The only problem here was that the website data (user’s name and exact registration time), Heap Analytics data, and the list of approved individuals (verified chefs) had to be manually matched, which took some time. However, it was worth it, and after two to three days, we were able to understand how our target users were registering on the website.


We completely eliminated all the methods that had low efficiency and reduced marketing costs for chef acquisition by about 90%. The time spent on acquiring this group of users was reduced to less than 30 minutes per day, and the quality of registrations also improved.
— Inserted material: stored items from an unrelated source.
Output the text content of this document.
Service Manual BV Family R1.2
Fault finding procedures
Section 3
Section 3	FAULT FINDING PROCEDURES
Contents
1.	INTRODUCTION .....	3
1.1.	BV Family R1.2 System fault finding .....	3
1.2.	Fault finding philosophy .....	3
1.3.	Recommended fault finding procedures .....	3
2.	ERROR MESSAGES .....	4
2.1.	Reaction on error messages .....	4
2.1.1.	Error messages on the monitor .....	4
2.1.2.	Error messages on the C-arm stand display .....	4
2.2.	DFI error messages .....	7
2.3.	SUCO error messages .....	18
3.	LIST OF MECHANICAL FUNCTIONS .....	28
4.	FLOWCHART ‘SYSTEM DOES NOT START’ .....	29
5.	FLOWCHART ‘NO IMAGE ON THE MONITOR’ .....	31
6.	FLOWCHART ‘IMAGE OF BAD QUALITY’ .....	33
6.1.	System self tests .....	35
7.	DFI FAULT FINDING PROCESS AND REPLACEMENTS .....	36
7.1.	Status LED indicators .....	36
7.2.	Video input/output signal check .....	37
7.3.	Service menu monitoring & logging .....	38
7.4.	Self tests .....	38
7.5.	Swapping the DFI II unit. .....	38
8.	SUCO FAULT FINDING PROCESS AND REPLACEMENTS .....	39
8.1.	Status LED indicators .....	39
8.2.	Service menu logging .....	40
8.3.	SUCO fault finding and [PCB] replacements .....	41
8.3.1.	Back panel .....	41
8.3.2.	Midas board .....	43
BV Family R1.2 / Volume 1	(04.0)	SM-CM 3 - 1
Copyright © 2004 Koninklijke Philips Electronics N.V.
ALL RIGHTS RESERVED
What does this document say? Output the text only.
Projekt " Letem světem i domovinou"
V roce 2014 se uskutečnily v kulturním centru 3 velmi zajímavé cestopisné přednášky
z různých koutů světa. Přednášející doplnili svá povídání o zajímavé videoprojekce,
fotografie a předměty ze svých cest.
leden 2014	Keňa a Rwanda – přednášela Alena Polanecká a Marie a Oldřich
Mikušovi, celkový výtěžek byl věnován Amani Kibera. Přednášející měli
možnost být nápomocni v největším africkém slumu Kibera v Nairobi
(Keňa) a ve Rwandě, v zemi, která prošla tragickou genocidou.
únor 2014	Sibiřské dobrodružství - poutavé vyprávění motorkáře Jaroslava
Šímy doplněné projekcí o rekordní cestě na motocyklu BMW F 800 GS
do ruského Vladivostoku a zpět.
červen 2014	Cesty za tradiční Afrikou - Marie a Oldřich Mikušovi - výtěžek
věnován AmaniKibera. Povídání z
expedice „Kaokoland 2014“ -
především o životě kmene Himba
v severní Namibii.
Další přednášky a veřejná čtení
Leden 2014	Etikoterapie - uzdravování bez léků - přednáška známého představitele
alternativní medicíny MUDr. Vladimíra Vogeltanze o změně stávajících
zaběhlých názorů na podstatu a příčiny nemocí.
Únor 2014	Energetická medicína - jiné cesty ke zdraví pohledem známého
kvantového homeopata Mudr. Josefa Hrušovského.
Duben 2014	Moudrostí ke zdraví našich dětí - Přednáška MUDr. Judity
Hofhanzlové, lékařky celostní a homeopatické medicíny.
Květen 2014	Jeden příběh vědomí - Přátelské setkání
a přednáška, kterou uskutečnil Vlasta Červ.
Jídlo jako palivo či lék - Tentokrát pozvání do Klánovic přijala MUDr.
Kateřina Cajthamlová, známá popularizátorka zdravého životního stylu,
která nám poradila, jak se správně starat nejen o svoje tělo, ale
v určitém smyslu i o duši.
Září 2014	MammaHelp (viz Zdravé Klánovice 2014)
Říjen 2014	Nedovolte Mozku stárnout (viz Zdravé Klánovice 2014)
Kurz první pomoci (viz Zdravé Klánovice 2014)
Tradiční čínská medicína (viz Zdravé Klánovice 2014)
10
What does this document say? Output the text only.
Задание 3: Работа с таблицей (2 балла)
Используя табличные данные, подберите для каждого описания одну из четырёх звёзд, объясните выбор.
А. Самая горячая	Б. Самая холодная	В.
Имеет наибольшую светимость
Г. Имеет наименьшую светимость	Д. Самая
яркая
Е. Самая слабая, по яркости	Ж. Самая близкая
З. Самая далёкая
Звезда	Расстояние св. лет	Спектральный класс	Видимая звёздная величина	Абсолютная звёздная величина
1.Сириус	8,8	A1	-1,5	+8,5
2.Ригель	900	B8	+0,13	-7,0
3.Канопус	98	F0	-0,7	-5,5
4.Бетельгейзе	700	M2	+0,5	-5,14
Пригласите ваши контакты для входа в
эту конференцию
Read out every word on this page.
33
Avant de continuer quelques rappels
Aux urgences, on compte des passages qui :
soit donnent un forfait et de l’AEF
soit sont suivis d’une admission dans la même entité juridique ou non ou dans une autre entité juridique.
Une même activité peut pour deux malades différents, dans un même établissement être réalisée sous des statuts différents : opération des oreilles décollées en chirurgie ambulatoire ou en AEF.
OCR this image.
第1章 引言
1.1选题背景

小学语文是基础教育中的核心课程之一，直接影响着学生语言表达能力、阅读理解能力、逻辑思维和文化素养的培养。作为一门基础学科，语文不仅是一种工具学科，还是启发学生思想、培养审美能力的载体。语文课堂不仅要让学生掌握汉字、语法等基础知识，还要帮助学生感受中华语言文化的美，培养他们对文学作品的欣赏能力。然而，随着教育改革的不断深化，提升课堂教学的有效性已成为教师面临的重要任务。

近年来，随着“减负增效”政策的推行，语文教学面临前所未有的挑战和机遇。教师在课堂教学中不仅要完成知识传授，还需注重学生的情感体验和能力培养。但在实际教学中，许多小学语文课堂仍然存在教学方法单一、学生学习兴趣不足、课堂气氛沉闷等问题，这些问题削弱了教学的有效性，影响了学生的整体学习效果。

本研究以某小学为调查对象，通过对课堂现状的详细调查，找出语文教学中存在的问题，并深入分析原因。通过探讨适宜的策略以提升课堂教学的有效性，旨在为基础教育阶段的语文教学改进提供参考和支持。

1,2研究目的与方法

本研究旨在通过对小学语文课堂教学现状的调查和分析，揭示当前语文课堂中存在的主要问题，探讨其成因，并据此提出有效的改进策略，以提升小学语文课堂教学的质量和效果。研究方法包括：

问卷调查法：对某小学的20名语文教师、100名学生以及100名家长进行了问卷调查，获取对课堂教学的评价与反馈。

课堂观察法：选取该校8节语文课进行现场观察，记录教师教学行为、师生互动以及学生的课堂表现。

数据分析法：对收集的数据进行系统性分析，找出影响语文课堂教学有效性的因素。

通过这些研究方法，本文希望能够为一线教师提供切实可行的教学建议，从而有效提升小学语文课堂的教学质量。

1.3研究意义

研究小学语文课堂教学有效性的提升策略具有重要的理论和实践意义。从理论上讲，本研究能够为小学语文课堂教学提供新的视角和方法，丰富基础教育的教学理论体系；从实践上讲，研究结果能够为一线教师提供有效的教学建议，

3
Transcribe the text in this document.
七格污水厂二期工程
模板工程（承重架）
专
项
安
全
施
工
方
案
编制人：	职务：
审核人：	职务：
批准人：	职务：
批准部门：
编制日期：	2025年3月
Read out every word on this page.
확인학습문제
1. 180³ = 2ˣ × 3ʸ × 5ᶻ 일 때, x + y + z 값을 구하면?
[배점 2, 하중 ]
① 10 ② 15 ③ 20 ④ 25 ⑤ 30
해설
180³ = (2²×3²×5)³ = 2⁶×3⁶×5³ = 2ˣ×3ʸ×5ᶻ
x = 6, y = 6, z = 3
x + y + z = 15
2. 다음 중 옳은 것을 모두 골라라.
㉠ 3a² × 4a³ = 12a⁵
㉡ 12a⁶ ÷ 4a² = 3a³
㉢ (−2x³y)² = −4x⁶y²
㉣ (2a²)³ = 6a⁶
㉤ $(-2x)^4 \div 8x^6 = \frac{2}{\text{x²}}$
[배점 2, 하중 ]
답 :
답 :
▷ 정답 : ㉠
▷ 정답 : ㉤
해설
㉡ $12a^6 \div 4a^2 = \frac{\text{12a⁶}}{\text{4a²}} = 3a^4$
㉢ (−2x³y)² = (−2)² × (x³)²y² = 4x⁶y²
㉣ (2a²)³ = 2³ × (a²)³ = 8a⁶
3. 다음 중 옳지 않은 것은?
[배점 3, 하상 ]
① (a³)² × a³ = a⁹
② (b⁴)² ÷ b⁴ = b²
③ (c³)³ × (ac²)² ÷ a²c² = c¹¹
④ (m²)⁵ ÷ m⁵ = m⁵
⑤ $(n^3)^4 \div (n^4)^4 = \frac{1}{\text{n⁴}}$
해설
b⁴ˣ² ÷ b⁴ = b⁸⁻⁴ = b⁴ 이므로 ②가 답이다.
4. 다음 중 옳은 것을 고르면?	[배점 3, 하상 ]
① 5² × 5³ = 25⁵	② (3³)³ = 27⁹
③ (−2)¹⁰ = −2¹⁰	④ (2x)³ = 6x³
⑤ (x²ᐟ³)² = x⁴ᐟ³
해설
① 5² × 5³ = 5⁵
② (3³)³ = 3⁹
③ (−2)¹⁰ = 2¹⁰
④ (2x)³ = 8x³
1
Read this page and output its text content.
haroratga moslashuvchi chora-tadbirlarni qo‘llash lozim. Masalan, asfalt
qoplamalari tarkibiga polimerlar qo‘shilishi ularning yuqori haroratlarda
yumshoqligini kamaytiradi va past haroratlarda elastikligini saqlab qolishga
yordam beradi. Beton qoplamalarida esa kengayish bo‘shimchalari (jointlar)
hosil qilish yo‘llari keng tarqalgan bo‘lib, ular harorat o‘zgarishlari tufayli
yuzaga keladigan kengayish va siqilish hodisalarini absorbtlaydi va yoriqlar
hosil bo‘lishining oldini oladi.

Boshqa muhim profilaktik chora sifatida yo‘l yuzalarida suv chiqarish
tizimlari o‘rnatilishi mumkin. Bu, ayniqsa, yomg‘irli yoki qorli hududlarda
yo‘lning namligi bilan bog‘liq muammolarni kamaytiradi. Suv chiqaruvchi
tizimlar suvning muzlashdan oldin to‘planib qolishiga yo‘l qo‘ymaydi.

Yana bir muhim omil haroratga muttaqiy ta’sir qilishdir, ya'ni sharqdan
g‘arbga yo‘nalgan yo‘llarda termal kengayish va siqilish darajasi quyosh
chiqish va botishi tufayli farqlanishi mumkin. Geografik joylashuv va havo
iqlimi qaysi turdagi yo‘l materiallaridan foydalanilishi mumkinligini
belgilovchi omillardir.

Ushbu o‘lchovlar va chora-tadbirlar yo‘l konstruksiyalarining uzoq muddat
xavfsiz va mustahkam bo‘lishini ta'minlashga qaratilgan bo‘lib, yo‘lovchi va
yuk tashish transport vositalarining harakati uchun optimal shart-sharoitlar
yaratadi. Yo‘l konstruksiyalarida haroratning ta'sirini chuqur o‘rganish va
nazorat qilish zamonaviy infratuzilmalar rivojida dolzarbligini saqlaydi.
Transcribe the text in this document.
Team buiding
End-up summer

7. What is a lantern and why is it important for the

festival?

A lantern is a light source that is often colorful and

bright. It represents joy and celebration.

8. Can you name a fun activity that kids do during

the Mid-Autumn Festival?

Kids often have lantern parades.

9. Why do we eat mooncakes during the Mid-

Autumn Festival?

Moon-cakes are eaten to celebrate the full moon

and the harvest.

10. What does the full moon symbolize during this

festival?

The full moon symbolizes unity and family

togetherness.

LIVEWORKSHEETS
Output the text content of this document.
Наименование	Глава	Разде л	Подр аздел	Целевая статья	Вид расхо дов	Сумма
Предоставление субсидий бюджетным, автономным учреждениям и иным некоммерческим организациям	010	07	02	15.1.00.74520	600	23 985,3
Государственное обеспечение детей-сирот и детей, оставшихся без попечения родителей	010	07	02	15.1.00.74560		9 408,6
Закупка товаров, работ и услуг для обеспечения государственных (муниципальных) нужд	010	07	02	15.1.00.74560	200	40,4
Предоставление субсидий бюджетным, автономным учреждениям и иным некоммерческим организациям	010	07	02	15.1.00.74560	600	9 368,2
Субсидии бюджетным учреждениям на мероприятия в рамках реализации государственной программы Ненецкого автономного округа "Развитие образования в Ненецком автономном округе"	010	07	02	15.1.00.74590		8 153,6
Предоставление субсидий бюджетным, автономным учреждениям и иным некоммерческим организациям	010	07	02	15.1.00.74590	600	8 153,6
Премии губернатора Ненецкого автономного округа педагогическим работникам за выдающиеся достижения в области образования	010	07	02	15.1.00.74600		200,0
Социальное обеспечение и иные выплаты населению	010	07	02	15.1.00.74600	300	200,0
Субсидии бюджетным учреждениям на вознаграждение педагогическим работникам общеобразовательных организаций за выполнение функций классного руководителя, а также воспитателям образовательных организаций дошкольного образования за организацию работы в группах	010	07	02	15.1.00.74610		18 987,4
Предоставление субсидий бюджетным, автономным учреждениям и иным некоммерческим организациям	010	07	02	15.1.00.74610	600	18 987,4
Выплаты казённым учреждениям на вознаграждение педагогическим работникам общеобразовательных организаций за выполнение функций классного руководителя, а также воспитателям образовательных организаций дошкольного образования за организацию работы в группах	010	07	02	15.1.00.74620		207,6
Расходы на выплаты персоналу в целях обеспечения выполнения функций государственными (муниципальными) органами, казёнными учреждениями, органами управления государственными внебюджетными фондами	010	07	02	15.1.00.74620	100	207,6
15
From platforms like Yektanet, Media Ad, and other advertising platforms,(It should be noted that all famous advertising platforms, including AdWords, YouTube, Facebook, Instagram, and all international social networks, are filtered and restricted in Iran, and it is not possible to place advertisements on these platforms.) we didn’t achieve any real resultsĀ  and it was just a waste of money. Advertising on social media platforms had better returns compared to advertising platforms, but it wasn’t significant. SEO was also good, but it wasn’t our final solution. Outdoor advertising (banner placement in the metro and distributing leaflets) didn’t yield good results for us either. Advertising in the classifieds section of newspapers didn’t have a satisfactory outcome. Referral and email marketing methods were also put aside.

There was only one method that had an extraordinary result for us: placing an ad titled “Work from Home” or “Earn Income from Home with Cooking” on the Divar website. Placing this ad had a cost of around $3 per day, but the return on this method was exceptional and it greatly reduced the costs of acquiring chefs. From then on, we eliminated all other chef acquisition methods and regularly posted multiple ads with different titles on the Divar website.

I believe that for every business, there are one or two main user acquisition methods that, if found, can significantly increase the efficiency of the business. If you are a small business that has just started, take some time to seek out the fundamental question of what can truly bring about a change in your business and how to find that method.